Pandas: control new column names when merging two dataframes?


I would like to merge two Pandas dataframes together and control the names of the new column values.

I originally created the dataframes from CSV files. The original CSV files looked like this:

   # presents.csv
   12B,Liverpool Street,37,212,...
   # trees.csv
   12B,Liverpool Street,2,92,...

Now I have two data frames:

df_presents = pd.read_csv(StringIO(presents_txt))
df_trees = pd.read_csv(StringIO(trees_txt))

I want to merge them together to get a final data frame, joining on the org and name values, and then prefixing all other columns with an appropriate prefix.

12B,Liverpool Street,37,212,2,92,...

I’ve been reading the documentation on merging and joining. This seems to merge correctly and result in the right number of columns:

ad = pd.DataFrame.merge(df_presents, df_trees,
                        on=['practice', 'name'],

But then doing print list(aggregate_data.columns.values) shows me the following columns:

[org', u'name', u'spend_x', u'spend_y', u'items_x', u'items_y'...]
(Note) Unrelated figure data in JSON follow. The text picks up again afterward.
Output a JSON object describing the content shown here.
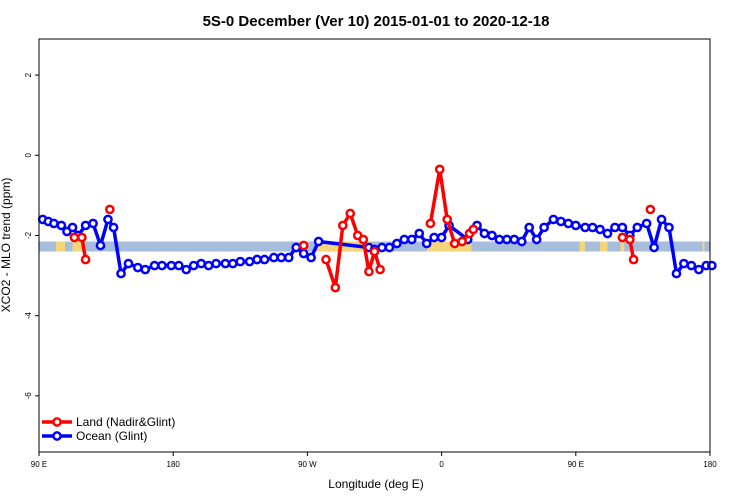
{
  "chart_data": {
    "type": "line",
    "title": "5S-0 December (Ver 10)   2015-01-01 to 2020-12-18",
    "xlabel": "Longitude (deg E)",
    "ylabel": "XCO2 - MLO trend (ppm)",
    "xlim": [
      90,
      450
    ],
    "ylim": [
      -7.4,
      2.9
    ],
    "x_ticks": [
      {
        "value": 90,
        "label": "90 E"
      },
      {
        "value": 162,
        "label": "180"
      },
      {
        "value": 234,
        "label": "90 W"
      },
      {
        "value": 306,
        "label": "0"
      },
      {
        "value": 378,
        "label": "90 E"
      },
      {
        "value": 450,
        "label": "180"
      }
    ],
    "y_ticks": [
      {
        "value": 2,
        "label": "2"
      },
      {
        "value": 0,
        "label": "0"
      },
      {
        "value": -2,
        "label": "-2"
      },
      {
        "value": -4,
        "label": "-4"
      },
      {
        "value": -6,
        "label": "-6"
      }
    ],
    "band": {
      "ymin": -2.4,
      "ymax": -2.15,
      "color": "#a6bddb",
      "land_color": "#f5d57a",
      "land_ranges": [
        [
          99,
          104
        ],
        [
          108,
          113
        ],
        [
          239,
          268
        ],
        [
          298,
          322
        ],
        [
          380,
          383
        ],
        [
          391,
          395
        ],
        [
          402,
          404
        ],
        [
          446,
          447
        ]
      ]
    },
    "series": [
      {
        "name": "Land (Nadir&Glint)",
        "color": "#ff0000",
        "segments": [
          [
            [
              109,
              -2.05
            ],
            [
              113,
              -2.05
            ],
            [
              115,
              -2.6
            ]
          ],
          [
            [
              128,
              -1.35
            ]
          ],
          [
            [
              232,
              -2.25
            ]
          ],
          [
            [
              244,
              -2.6
            ],
            [
              249,
              -3.3
            ],
            [
              253,
              -1.75
            ],
            [
              257,
              -1.45
            ],
            [
              261,
              -2.0
            ],
            [
              264,
              -2.1
            ],
            [
              267,
              -2.9
            ],
            [
              270,
              -2.4
            ],
            [
              273,
              -2.85
            ]
          ],
          [
            [
              300,
              -1.7
            ],
            [
              305,
              -0.35
            ],
            [
              309,
              -1.6
            ],
            [
              313,
              -2.2
            ],
            [
              317,
              -2.15
            ],
            [
              321,
              -1.95
            ],
            [
              323,
              -1.85
            ]
          ],
          [
            [
              403,
              -2.05
            ],
            [
              407,
              -2.1
            ],
            [
              409,
              -2.6
            ]
          ],
          [
            [
              418,
              -1.35
            ]
          ]
        ]
      },
      {
        "name": "Ocean (Glint)",
        "color": "#0000ff",
        "points": [
          [
            92,
            -1.6
          ],
          [
            95,
            -1.65
          ],
          [
            98,
            -1.7
          ],
          [
            102,
            -1.75
          ],
          [
            105,
            -1.9
          ],
          [
            108,
            -1.8
          ],
          [
            111,
            -2.0
          ],
          [
            115,
            -1.75
          ],
          [
            119,
            -1.7
          ],
          [
            123,
            -2.25
          ],
          [
            127,
            -1.6
          ],
          [
            130,
            -1.8
          ],
          [
            134,
            -2.95
          ],
          [
            138,
            -2.7
          ],
          [
            143,
            -2.8
          ],
          [
            147,
            -2.85
          ],
          [
            152,
            -2.75
          ],
          [
            156,
            -2.75
          ],
          [
            161,
            -2.75
          ],
          [
            165,
            -2.75
          ],
          [
            169,
            -2.85
          ],
          [
            173,
            -2.75
          ],
          [
            177,
            -2.7
          ],
          [
            181,
            -2.75
          ],
          [
            185,
            -2.7
          ],
          [
            190,
            -2.7
          ],
          [
            194,
            -2.7
          ],
          [
            198,
            -2.65
          ],
          [
            203,
            -2.65
          ],
          [
            207,
            -2.6
          ],
          [
            211,
            -2.6
          ],
          [
            216,
            -2.55
          ],
          [
            220,
            -2.55
          ],
          [
            224,
            -2.55
          ],
          [
            228,
            -2.3
          ],
          [
            232,
            -2.45
          ],
          [
            236,
            -2.55
          ],
          [
            240,
            -2.15
          ],
          [
            267,
            -2.3
          ],
          [
            270,
            -2.35
          ],
          [
            274,
            -2.3
          ],
          [
            278,
            -2.3
          ],
          [
            282,
            -2.2
          ],
          [
            286,
            -2.1
          ],
          [
            290,
            -2.1
          ],
          [
            294,
            -1.95
          ],
          [
            298,
            -2.2
          ],
          [
            302,
            -2.05
          ],
          [
            306,
            -2.05
          ],
          [
            310,
            -1.75
          ],
          [
            320,
            -2.1
          ],
          [
            325,
            -1.75
          ],
          [
            329,
            -1.95
          ],
          [
            333,
            -2.0
          ],
          [
            337,
            -2.1
          ],
          [
            341,
            -2.1
          ],
          [
            345,
            -2.1
          ],
          [
            349,
            -2.15
          ],
          [
            353,
            -1.8
          ],
          [
            357,
            -2.1
          ],
          [
            361,
            -1.8
          ],
          [
            366,
            -1.6
          ],
          [
            370,
            -1.65
          ],
          [
            374,
            -1.7
          ],
          [
            378,
            -1.75
          ],
          [
            383,
            -1.8
          ],
          [
            387,
            -1.8
          ],
          [
            391,
            -1.85
          ],
          [
            395,
            -1.95
          ],
          [
            399,
            -1.8
          ],
          [
            403,
            -1.8
          ],
          [
            407,
            -2.0
          ],
          [
            411,
            -1.8
          ],
          [
            416,
            -1.7
          ],
          [
            420,
            -2.3
          ],
          [
            424,
            -1.6
          ],
          [
            428,
            -1.8
          ],
          [
            432,
            -2.95
          ],
          [
            436,
            -2.7
          ],
          [
            440,
            -2.75
          ],
          [
            444,
            -2.85
          ],
          [
            448,
            -2.75
          ],
          [
            451,
            -2.75
          ]
        ]
      }
    ],
    "legend": {
      "position": "bottom-left",
      "entries": [
        {
          "label": "Land (Nadir&Glint)",
          "color": "#ff0000"
        },
        {
          "label": "Ocean (Glint)",
          "color": "#0000ff"
        }
      ]
    }
  }
}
How can I rename spend_x to be presents_spend, etc?

The suffixes option in the merge function does this. The defaults are suffixes=('_x', '_y').

In general, renaming columns can be done with the rename method.

You can rename all the columns of ad by setting its columns as follows.

ad.columns = ['org', 'name', 'presents_spend', 'trees_spend']
Another way is adding suffix to the columns of your dataframe before merging:

ad.columns = 'ad_' + ad.columns.values